While Appalachia is a distinct region there are lots of sub-regions within it. The further south you go, the more likely you are to hear a bit of a drawl. In Eastern Kentucky and West Virginia there’s a twang. Tennessee and North Carolina have their own variations.
I wanted to hear a way of talking I’d grown up with. But I didn’t grow up in the Blue Ridge of NC. I grew up in central West Virginia. I’m a little ashamed of myself. Here I am, fancying myself a champion of Appalachia, and I was guilty of lumping the entire region under one banner.
While still Southerners, people in Virginia sound different from people in Mississippi. People in Charleston, SC, sound different from those in the upstate. And that’s were much of the beauty of the writing life comes in. People are different and authors get to show and share all those little nuances. Those little quirks and tics that make us unique.
Lisa Wingate does a wonderful job of this in The Story Keeper. It’s a delightful story that makes me proud to be from Appalachia with all its rich diversity. Even if I did grow up a little further north.
One thing that bothers me is when Hollywood actors try to do a Southern accent (and often fail miserably).
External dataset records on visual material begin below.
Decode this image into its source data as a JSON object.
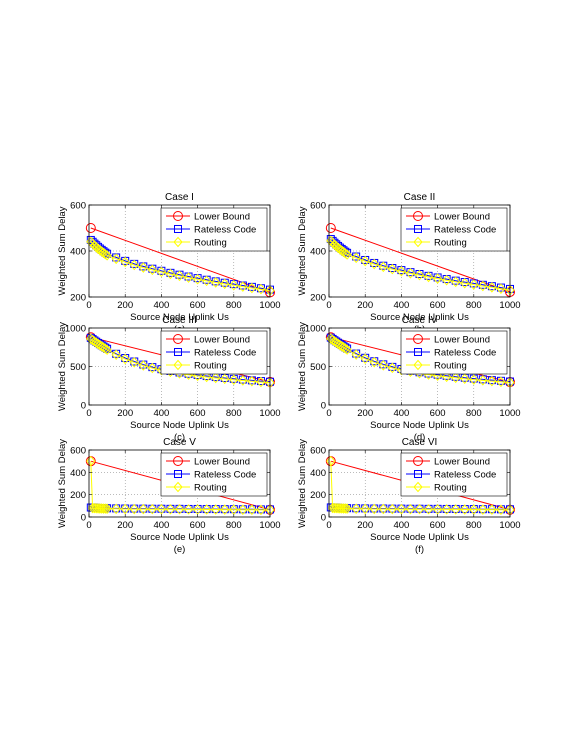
{
  "chart_data": [
    {
      "type": "line",
      "title": "Case I",
      "xlabel": "Source Node Uplink Us",
      "ylabel": "Weighted Sum Delay",
      "caption": "(a)",
      "xlim": [
        0,
        1000
      ],
      "ylim": [
        200,
        600
      ],
      "xticks": [
        0,
        200,
        400,
        600,
        800,
        1000
      ],
      "yticks": [
        200,
        400,
        600
      ],
      "grid": true,
      "legend_position": "top-right",
      "x": [
        10,
        20,
        30,
        40,
        50,
        60,
        70,
        80,
        90,
        100,
        150,
        200,
        250,
        300,
        350,
        400,
        450,
        500,
        550,
        600,
        650,
        700,
        750,
        800,
        850,
        900,
        950,
        1000
      ],
      "series": [
        {
          "name": "Lower Bound",
          "color": "#ff0000",
          "marker": "circle",
          "x": [
            10,
            1000
          ],
          "values": [
            500,
            220
          ]
        },
        {
          "name": "Rateless Code",
          "color": "#0000ff",
          "marker": "square",
          "values": [
            448,
            440,
            432,
            425,
            418,
            411,
            405,
            399,
            393,
            388,
            372,
            357,
            344,
            333,
            323,
            314,
            305,
            297,
            289,
            282,
            275,
            268,
            262,
            256,
            250,
            244,
            238,
            232
          ]
        },
        {
          "name": "Routing",
          "color": "#ffff00",
          "marker": "diamond",
          "values": [
            440,
            432,
            424,
            417,
            410,
            404,
            398,
            392,
            386,
            381,
            366,
            352,
            339,
            328,
            318,
            309,
            300,
            292,
            284,
            277,
            270,
            263,
            257,
            251,
            245,
            239,
            234,
            228
          ]
        }
      ]
    },
    {
      "type": "line",
      "title": "Case II",
      "xlabel": "Source Node Uplink Us",
      "ylabel": "Weighted Sum Delay",
      "caption": "(b)",
      "xlim": [
        0,
        1000
      ],
      "ylim": [
        200,
        600
      ],
      "xticks": [
        0,
        200,
        400,
        600,
        800,
        1000
      ],
      "yticks": [
        200,
        400,
        600
      ],
      "grid": true,
      "legend_position": "top-right",
      "x": [
        10,
        20,
        30,
        40,
        50,
        60,
        70,
        80,
        90,
        100,
        150,
        200,
        250,
        300,
        350,
        400,
        450,
        500,
        550,
        600,
        650,
        700,
        750,
        800,
        850,
        900,
        950,
        1000
      ],
      "series": [
        {
          "name": "Lower Bound",
          "color": "#ff0000",
          "marker": "circle",
          "x": [
            10,
            1000
          ],
          "values": [
            500,
            222
          ]
        },
        {
          "name": "Rateless Code",
          "color": "#0000ff",
          "marker": "square",
          "values": [
            452,
            444,
            436,
            429,
            422,
            415,
            409,
            403,
            397,
            392,
            376,
            361,
            348,
            336,
            326,
            317,
            308,
            300,
            292,
            285,
            278,
            271,
            265,
            259,
            253,
            247,
            241,
            235
          ]
        },
        {
          "name": "Routing",
          "color": "#ffff00",
          "marker": "diamond",
          "values": [
            444,
            436,
            428,
            421,
            414,
            408,
            402,
            396,
            390,
            385,
            370,
            356,
            343,
            331,
            321,
            312,
            303,
            295,
            287,
            280,
            273,
            266,
            260,
            254,
            248,
            242,
            236,
            230
          ]
        }
      ]
    },
    {
      "type": "line",
      "title": "Case III",
      "xlabel": "Source Node Uplink Us",
      "ylabel": "Weighted Sum Delay",
      "caption": "(c)",
      "xlim": [
        0,
        1000
      ],
      "ylim": [
        0,
        1000
      ],
      "xticks": [
        0,
        200,
        400,
        600,
        800,
        1000
      ],
      "yticks": [
        0,
        500,
        1000
      ],
      "grid": true,
      "legend_position": "top-right",
      "x": [
        10,
        20,
        30,
        40,
        50,
        60,
        70,
        80,
        90,
        100,
        150,
        200,
        250,
        300,
        350,
        400,
        450,
        500,
        550,
        600,
        650,
        700,
        750,
        800,
        850,
        900,
        950,
        1000
      ],
      "series": [
        {
          "name": "Lower Bound",
          "color": "#ff0000",
          "marker": "circle",
          "x": [
            10,
            1000
          ],
          "values": [
            880,
            300
          ]
        },
        {
          "name": "Rateless Code",
          "color": "#0000ff",
          "marker": "square",
          "values": [
            872,
            855,
            838,
            822,
            806,
            790,
            775,
            760,
            745,
            730,
            665,
            610,
            565,
            525,
            492,
            465,
            442,
            422,
            405,
            390,
            376,
            363,
            351,
            340,
            330,
            320,
            311,
            302
          ]
        },
        {
          "name": "Routing",
          "color": "#ffff00",
          "marker": "diamond",
          "values": [
            860,
            843,
            826,
            810,
            794,
            778,
            763,
            748,
            733,
            718,
            653,
            598,
            553,
            513,
            480,
            453,
            430,
            410,
            393,
            378,
            364,
            351,
            339,
            328,
            318,
            308,
            299,
            290
          ]
        }
      ]
    },
    {
      "type": "line",
      "title": "Case IV",
      "xlabel": "Source Node Uplink Us",
      "ylabel": "Weighted Sum Delay",
      "caption": "(d)",
      "xlim": [
        0,
        1000
      ],
      "ylim": [
        0,
        1000
      ],
      "xticks": [
        0,
        200,
        400,
        600,
        800,
        1000
      ],
      "yticks": [
        0,
        500,
        1000
      ],
      "grid": true,
      "legend_position": "top-right",
      "x": [
        10,
        20,
        30,
        40,
        50,
        60,
        70,
        80,
        90,
        100,
        150,
        200,
        250,
        300,
        350,
        400,
        450,
        500,
        550,
        600,
        650,
        700,
        750,
        800,
        850,
        900,
        950,
        1000
      ],
      "series": [
        {
          "name": "Lower Bound",
          "color": "#ff0000",
          "marker": "circle",
          "x": [
            10,
            1000
          ],
          "values": [
            880,
            298
          ]
        },
        {
          "name": "Rateless Code",
          "color": "#0000ff",
          "marker": "square",
          "values": [
            875,
            858,
            841,
            825,
            809,
            793,
            778,
            763,
            748,
            733,
            668,
            613,
            568,
            528,
            495,
            468,
            445,
            425,
            408,
            393,
            379,
            366,
            354,
            343,
            333,
            323,
            314,
            305
          ]
        },
        {
          "name": "Routing",
          "color": "#ffff00",
          "marker": "diamond",
          "values": [
            862,
            845,
            828,
            812,
            796,
            780,
            765,
            750,
            735,
            720,
            655,
            600,
            555,
            515,
            482,
            455,
            432,
            412,
            395,
            380,
            366,
            353,
            341,
            330,
            320,
            310,
            301,
            292
          ]
        }
      ]
    },
    {
      "type": "line",
      "title": "Case V",
      "xlabel": "Source Node Uplink Us",
      "ylabel": "Weighted Sum Delay",
      "caption": "(e)",
      "xlim": [
        0,
        1000
      ],
      "ylim": [
        0,
        600
      ],
      "xticks": [
        0,
        200,
        400,
        600,
        800,
        1000
      ],
      "yticks": [
        0,
        200,
        400,
        600
      ],
      "grid": true,
      "legend_position": "top-right",
      "x": [
        10,
        20,
        30,
        40,
        50,
        60,
        70,
        80,
        90,
        100,
        150,
        200,
        250,
        300,
        350,
        400,
        450,
        500,
        550,
        600,
        650,
        700,
        750,
        800,
        850,
        900,
        950,
        1000
      ],
      "series": [
        {
          "name": "Lower Bound",
          "color": "#ff0000",
          "marker": "circle",
          "x": [
            10,
            1000
          ],
          "values": [
            500,
            65
          ]
        },
        {
          "name": "Rateless Code",
          "color": "#0000ff",
          "marker": "square",
          "values": [
            85,
            84,
            83,
            82,
            81,
            80,
            80,
            79,
            79,
            78,
            77,
            76,
            75,
            75,
            74,
            74,
            73,
            73,
            72,
            72,
            71,
            71,
            70,
            70,
            69,
            69,
            68,
            68
          ]
        },
        {
          "name": "Routing",
          "color": "#ffff00",
          "marker": "diamond",
          "values": [
            500,
            80,
            79,
            78,
            77,
            76,
            76,
            75,
            75,
            74,
            73,
            72,
            71,
            71,
            70,
            70,
            69,
            69,
            68,
            68,
            67,
            67,
            66,
            66,
            65,
            65,
            64,
            64
          ]
        }
      ]
    },
    {
      "type": "line",
      "title": "Case VI",
      "xlabel": "Source Node Uplink Us",
      "ylabel": "Weighted Sum Delay",
      "caption": "(f)",
      "xlim": [
        0,
        1000
      ],
      "ylim": [
        0,
        600
      ],
      "xticks": [
        0,
        200,
        400,
        600,
        800,
        1000
      ],
      "yticks": [
        0,
        200,
        400,
        600
      ],
      "grid": true,
      "legend_position": "top-right",
      "x": [
        10,
        20,
        30,
        40,
        50,
        60,
        70,
        80,
        90,
        100,
        150,
        200,
        250,
        300,
        350,
        400,
        450,
        500,
        550,
        600,
        650,
        700,
        750,
        800,
        850,
        900,
        950,
        1000
      ],
      "series": [
        {
          "name": "Lower Bound",
          "color": "#ff0000",
          "marker": "circle",
          "x": [
            10,
            1000
          ],
          "values": [
            500,
            65
          ]
        },
        {
          "name": "Rateless Code",
          "color": "#0000ff",
          "marker": "square",
          "values": [
            86,
            85,
            84,
            83,
            82,
            81,
            81,
            80,
            80,
            79,
            78,
            77,
            76,
            76,
            75,
            75,
            74,
            74,
            73,
            73,
            72,
            72,
            71,
            71,
            70,
            70,
            69,
            69
          ]
        },
        {
          "name": "Routing",
          "color": "#ffff00",
          "marker": "diamond",
          "values": [
            500,
            81,
            80,
            79,
            78,
            77,
            77,
            76,
            76,
            75,
            74,
            73,
            72,
            72,
            71,
            71,
            70,
            70,
            69,
            69,
            68,
            68,
            67,
            67,
            66,
            66,
            65,
            65
          ]
        }
      ]
    }
  ]
}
Dialect in books is trickier…I will say that Child of the Mountains by Marilyn Sue Shank reflected many of the sayings/words I heard growing up in southeastern WV. There were some I hadn’t heard or used, but for the most part, it felt real. It’s the sort of thing that you know it when you hear it, just like the Southern accent I picked up when I was a kid in South Carolina. It’s easy to slip back into. 🙂
Yes! I really like Jodie Foster as an actress, but that accent in The Silence of the Lambs . . .
I agree; this is so true. I’m from Hendersonville and my stepmother is from Burnsville and she’s pointed out that my great-grandparents who are from Zirconia/Tuxedo/Green River talk pretty differently from her ancestors from the Burnsville/Spruce Pine area. (Btw I really like Lisa Wingate too!)
Isn’t it a hoot how varied language can be? Of course, a few generations back ways of speaking were much more insulated. Let’s hope we never get so exposed to the world at large that we lose our uniqueness.